The athlete might not have a scale or some other additional way to measure numbers. 

SOLUTION

The next step outside of writing it down should be proper illustrations, videos, or gifs of what to do with simpler and concise text. 

BEFORE

AFTER

The coffee cup icon made some users think it was time to caffeinate it up!

PROBLEM

The iconography needs to be relevant to the user. 

CONSTRAINT(S)

Icon familiarity relies on the user. 

SOLUTION

Make custom icons and more user testing specifically on icons. 

PROTOTYPE

WORK TO BE DONE

  • Power and heart rate pages need better education and explanation to help users understand how it can be useful to them in regards to nutrition and hydration.
  • The heart rate and power zone inputs need to be redesigned to include the edge cases of athletes with no access to power or heart rate data
  • I  need to rework the sweat test instruction page to be clearer by using more visuals and fewer words.
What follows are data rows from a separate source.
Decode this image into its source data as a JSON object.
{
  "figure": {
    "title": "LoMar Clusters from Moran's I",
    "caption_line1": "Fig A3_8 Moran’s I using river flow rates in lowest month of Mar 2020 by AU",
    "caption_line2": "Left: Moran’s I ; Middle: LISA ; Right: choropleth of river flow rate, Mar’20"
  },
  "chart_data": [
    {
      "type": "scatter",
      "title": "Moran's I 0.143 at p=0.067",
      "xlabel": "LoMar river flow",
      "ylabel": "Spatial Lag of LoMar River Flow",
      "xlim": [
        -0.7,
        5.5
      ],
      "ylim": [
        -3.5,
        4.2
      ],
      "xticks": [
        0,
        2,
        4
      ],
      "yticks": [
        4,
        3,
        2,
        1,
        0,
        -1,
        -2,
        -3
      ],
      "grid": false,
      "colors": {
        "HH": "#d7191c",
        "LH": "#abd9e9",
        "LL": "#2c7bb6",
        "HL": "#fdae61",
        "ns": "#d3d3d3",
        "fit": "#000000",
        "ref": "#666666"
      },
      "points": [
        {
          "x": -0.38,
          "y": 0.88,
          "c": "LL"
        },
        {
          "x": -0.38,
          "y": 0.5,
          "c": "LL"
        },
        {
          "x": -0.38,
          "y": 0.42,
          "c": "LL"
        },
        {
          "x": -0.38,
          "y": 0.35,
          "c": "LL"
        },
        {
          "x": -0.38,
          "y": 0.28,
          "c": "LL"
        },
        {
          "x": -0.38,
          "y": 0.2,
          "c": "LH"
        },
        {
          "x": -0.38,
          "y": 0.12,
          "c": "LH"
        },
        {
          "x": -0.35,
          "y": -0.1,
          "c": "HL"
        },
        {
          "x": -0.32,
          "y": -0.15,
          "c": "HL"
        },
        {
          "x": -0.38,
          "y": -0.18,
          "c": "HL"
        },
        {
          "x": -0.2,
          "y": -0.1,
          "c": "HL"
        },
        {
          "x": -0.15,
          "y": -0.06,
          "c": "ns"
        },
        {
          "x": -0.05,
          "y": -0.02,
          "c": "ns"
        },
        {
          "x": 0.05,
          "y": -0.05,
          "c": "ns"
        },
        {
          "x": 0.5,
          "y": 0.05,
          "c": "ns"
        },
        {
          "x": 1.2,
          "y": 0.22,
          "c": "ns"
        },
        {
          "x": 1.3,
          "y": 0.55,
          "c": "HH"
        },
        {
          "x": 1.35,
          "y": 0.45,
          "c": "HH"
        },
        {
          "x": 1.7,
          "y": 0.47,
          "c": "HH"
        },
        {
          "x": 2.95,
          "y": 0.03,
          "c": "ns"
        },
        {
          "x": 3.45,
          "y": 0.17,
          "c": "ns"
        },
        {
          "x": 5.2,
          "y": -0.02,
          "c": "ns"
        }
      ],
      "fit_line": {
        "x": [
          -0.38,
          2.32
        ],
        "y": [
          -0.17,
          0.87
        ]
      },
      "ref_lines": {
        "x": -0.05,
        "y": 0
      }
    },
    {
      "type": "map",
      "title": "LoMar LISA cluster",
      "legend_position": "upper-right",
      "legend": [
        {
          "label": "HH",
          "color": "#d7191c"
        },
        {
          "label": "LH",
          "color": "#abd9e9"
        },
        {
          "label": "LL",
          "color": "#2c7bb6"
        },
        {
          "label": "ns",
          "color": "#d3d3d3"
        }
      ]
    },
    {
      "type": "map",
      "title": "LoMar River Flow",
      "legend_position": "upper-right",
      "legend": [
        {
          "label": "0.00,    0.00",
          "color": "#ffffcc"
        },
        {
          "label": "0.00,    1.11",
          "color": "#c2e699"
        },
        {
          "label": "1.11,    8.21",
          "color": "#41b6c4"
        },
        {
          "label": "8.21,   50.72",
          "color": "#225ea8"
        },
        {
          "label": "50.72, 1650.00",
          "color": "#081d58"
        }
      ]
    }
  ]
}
This will decrease the mental load an athlete has to use in order to complete a proper sweat test.
  • Proper iconography and copy can help the user better understand instructions.  

WHAT I'VE LEARNED

  • The onboarding education for pages like sweat tests, heart rate, and power is key to ensuring the user knows WHY they are useful. 
  • When there is too much text on instructions, it can confuse some users.
  • Properly categorizing forms and feeding them to the user at the right pace helps avoid cognitive overload. It is essential after an athlete has done intense exercise due to thinking impairment.